The unprecedented nature of the community and the diverse backgrounds of the students presented a unique set of challenges to incoming rector, and current rector of Farley, Sara Thoms. “Coming from all these different dorms, the first priority was creating as many opportunities to connect with each other and get to know each other.”
Thoms was quick to get creative, instituting a student leadership council for the community during the first weeks of the fall. This group substituted the RAs who typically form a ubiquitous presence in other residence halls. “Because we have a small community … we also don’t have hall staff,” Thoms said. “Because of that, we have had to activate a lot of student leadership.”
In addition to the leadership council, a formal hall government with commissioner positions was also established.

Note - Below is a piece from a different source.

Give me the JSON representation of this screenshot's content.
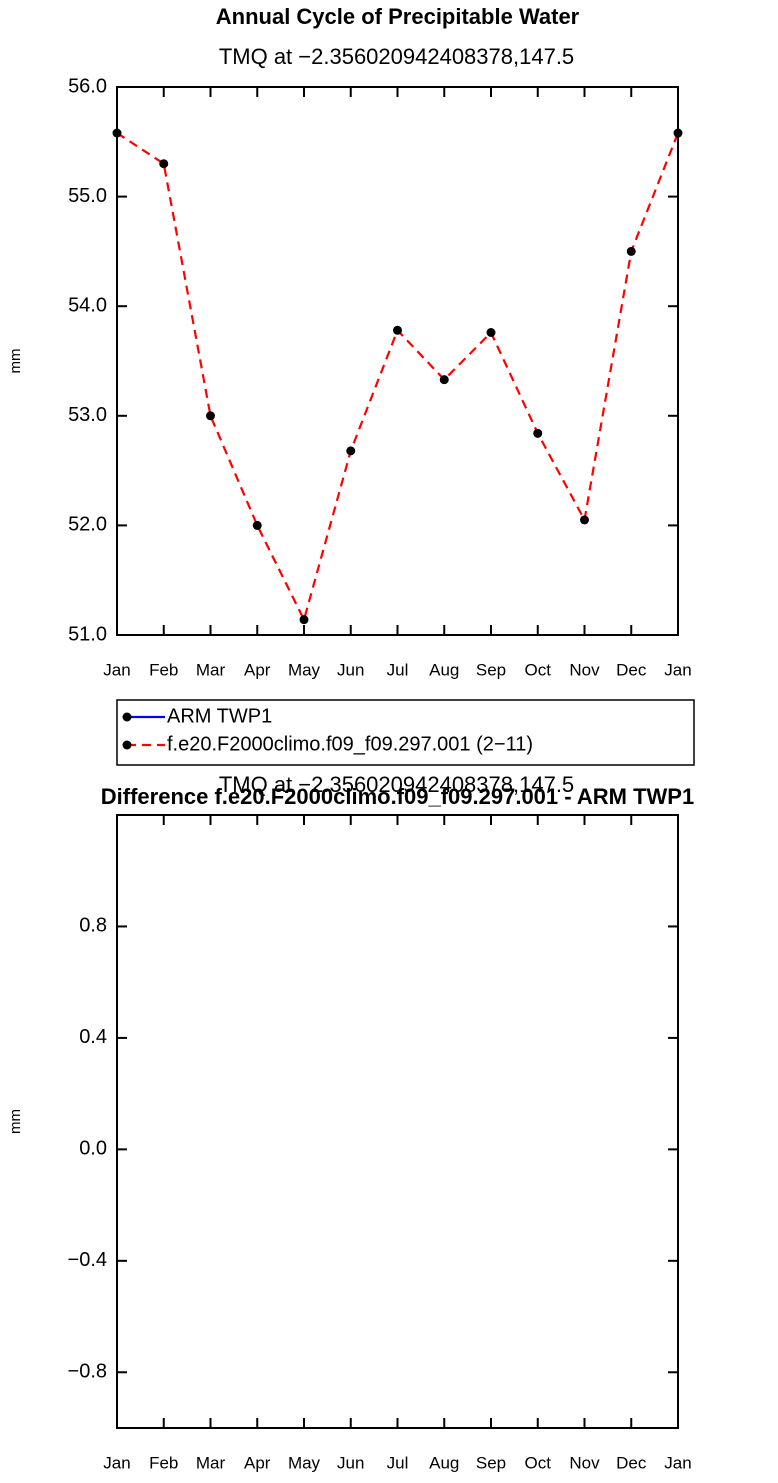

According to Thoms, this government has created a deeply engaged and integrated student community. “Some students told me they came here to get away from hall staff, but those students who told me that actually come to everything, every event,” she explained. “We work together to make the community what it is, and so the community is only as good as the effort we put into it.”
For junior CJ Foronda, an executive in hall government, losing the chance to study abroad was devastating: “I expected to be abroad for the entire academic year.” For Foronda and many other students, the cancellation not only meant the loss of living and studying in a foreign country, but also the loss of new camaraderie that comes with it. Hall president Abby Schierl echoed this sentiment, saying that “when you study abroad, the people you meet are supposed to become some of your closest friends.”
Despite the loss of this opportunity, it’s clear that the intentional community built in Fischer has provided a special residential experience over the past year. “Completely unexpectedly, these people happened to become some of my closest friends,” said Camille Broderick, hall co-vice president. “And the co-ed aspect has definitely been a part of that.”
Many students feel the community has a “neighborhood feel” and a “homey” closeness that benefits from the community’s mix of separate apartment living and features of dorm life. Co-vice president Stephen Koch said, “It’s a good experience as an upperclassman because we have a little more space than in a dorm but still have a lot of friends around us.”
While the individual apartments are single-sex, residents repeatedly identified the co-ed nature of the community as a positive. According to junior Lexi Martin, “I’ve gotten to form friendships with some really great guys and it’s been super fun having co-ed hall council meetings and dorm events.” Those events, ranging from outdoor movie watches to apple picking outings, have served as catalysts for fostering a sense of community among the residents. From there, their bonds have only continued to grow.
Overall, Thoms is proud of what has been accomplished in Fischer over just a few months. “We didn’t have to do any of this,” she acknowledged, referring to the hall council meeting which just wrapped up. “We could have just said, ‘we don’t need that, because we’re only 35 people.’ But what we’re doing out here really speaks to the heart of the residential mission of Notre Dame. Even when we have people on the margins of campus, we still make sure we have the same access to the community.”